Nesse verso, os nomes próprios de mulheres fazem falar a luta contra a violência sofrida por elas ontem e hoje, indicando que elas representam formas de resistência ao horror e de luta por direitos que lhes foram interditados. No caso das “Marias”, nome bastante comum no país, inferimos que elas são tantas que já compareceram em várias músicas nacionais (“Choram Marias e Clarices no solo do Brasil” e “Maria Maria, uma força que nos alerta”, citamos essas duas apenas a título de passagem) constituindo uma rede de filiação de sentidos sobre o feminino a indiciar os efeitos de trabalho, luta e resistência. No caso do samba, ao lado de Mahins – nome de uma escrava que participou do levante de escravos na Bahia do século XIX –, Marias é palavra que faz falar um discurso de luta combativa em prol de direitos civis, sociais e políticos de tantas e tantas mulheres no país, submetidas ao julgo escravagista ontem e machista/racista hoje.
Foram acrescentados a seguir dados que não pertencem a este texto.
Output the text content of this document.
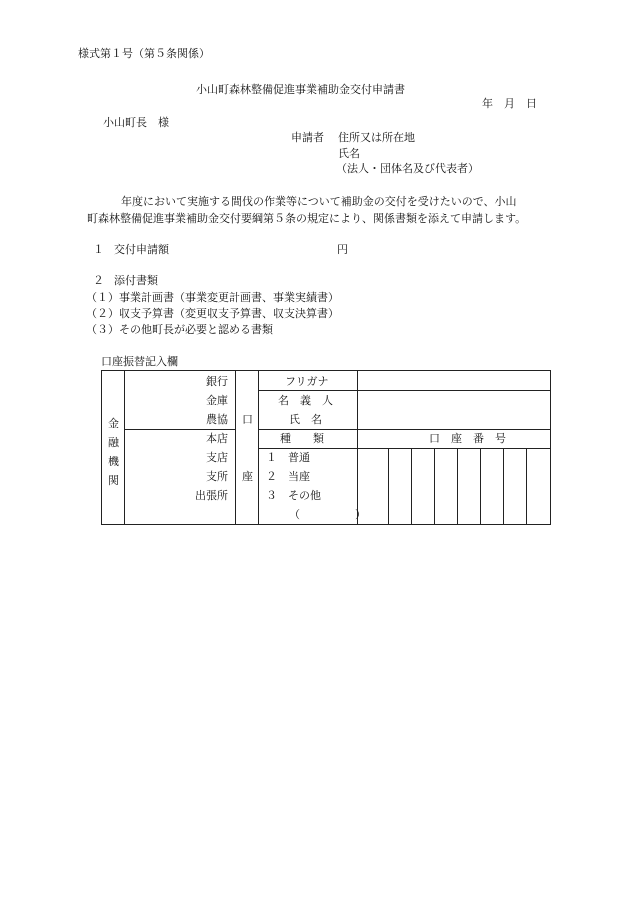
様式第１号（第５条関係）
小山町森林整備促進事業補助金交付申請書
年　月　日
小山町長　様
申請者 住所又は所在地
氏名
（法人・団体名及び代表者）
年度において実施する間伐の作業等について補助金の交付を受けたいので、小山
町森林整備促進事業補助金交付要綱第５条の規定により、関係書類を添えて申請します。
１ 交付申請額	円
２ 添付書類
（１）事業計画書（事業変更計画書、事業実績書）
（２）収支予算書（変更収支予算書、収支決算書）
（３）その他町長が必要と認める書類
口座振替記入欄
金
融
機
関
銀行
金庫
農協
本店
支店
支所
出張所
口
座
フリガナ
名　義　人
氏　名
種　　類	口　座　番　号
１　普通
２　当座
３　その他
（　　　　　）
A memória, segundo Michel Pêcheux (2010b, p. 50), não deve ser interpretada no sentido psicologista enquanto uma “memória individual”, mas por meio de sentidos “entrecruzados da memória mítica, da memória social inscrita em práticas, e da memória construída do historiador”. A memória discursiva é condição do legível e os sentidos são estabilizados por redes de repetição parafrástica, que tendem a cristalizar verdades, naturalizar sentidos e, pelo efeito ideológico, produzir uma suposta verdade a ser replicada. A partir desses sentidos estabilizados, o sujeito pode inscrever o mesmo ou fazer furo no mesmo; no nosso caso, o samba marca uma posição sujeito que estabelece rupturas e reviramentos nesse espaço da memória, produzindo um efeito de luta e resistência a partir de nomes de mulheres.

 

Imagem relacionada

Figura 3: Lute como Marielle

Fonte: Grellet e Nunes (2019)

 

Marielle entra na série de tantas outras mulheres guerreiras que lutaram por direitos e instala uma posição representativa de hinos de luta e de força contra qualquer discurso de intolerância e ódio. “Lute como Marielle” e “Marielle vive”, com o rosto da vereadora assassinada publicamente no Rio de Janeiro estampado em enormes bandeiras nos permite indagar:

O que é produzir memória? Como a memória se institui, é regulada, provada, conservada, ou é rompida, deslocada, restabelecida? De que modo os acontecimentos – históricos, mediáticos, culturais – são inscritos ou não na memória, como eles são absorvidos por ela ou produzem nela uma ruptura? (DAVALON, 2010, p. 50).

 

No caso da vereadora, periférica, negra, lésbica, militante de um partido de esquerda e defensora de direitos e causas sociais, o nome Marielle opera de modo a corroborar com a visibilidade de uma rede de sentidos que resistem e insistem em apontar a desigualdade no país. Mais do que um nome isolado de uma mulher em especial, “Lute como Marielle” representa a circulação da formação discursiva que historiciza a segregação dos pobres, a ação das milícias no Estado e a violência contra as camadas populares, inclusive aquela endereçada a mulheres. A partir do bárbaro assassinato de Marielle Franco, essa formação discursiva ganha outra forma de circulação, posto que algo pôde ser nomeado como horror e luta.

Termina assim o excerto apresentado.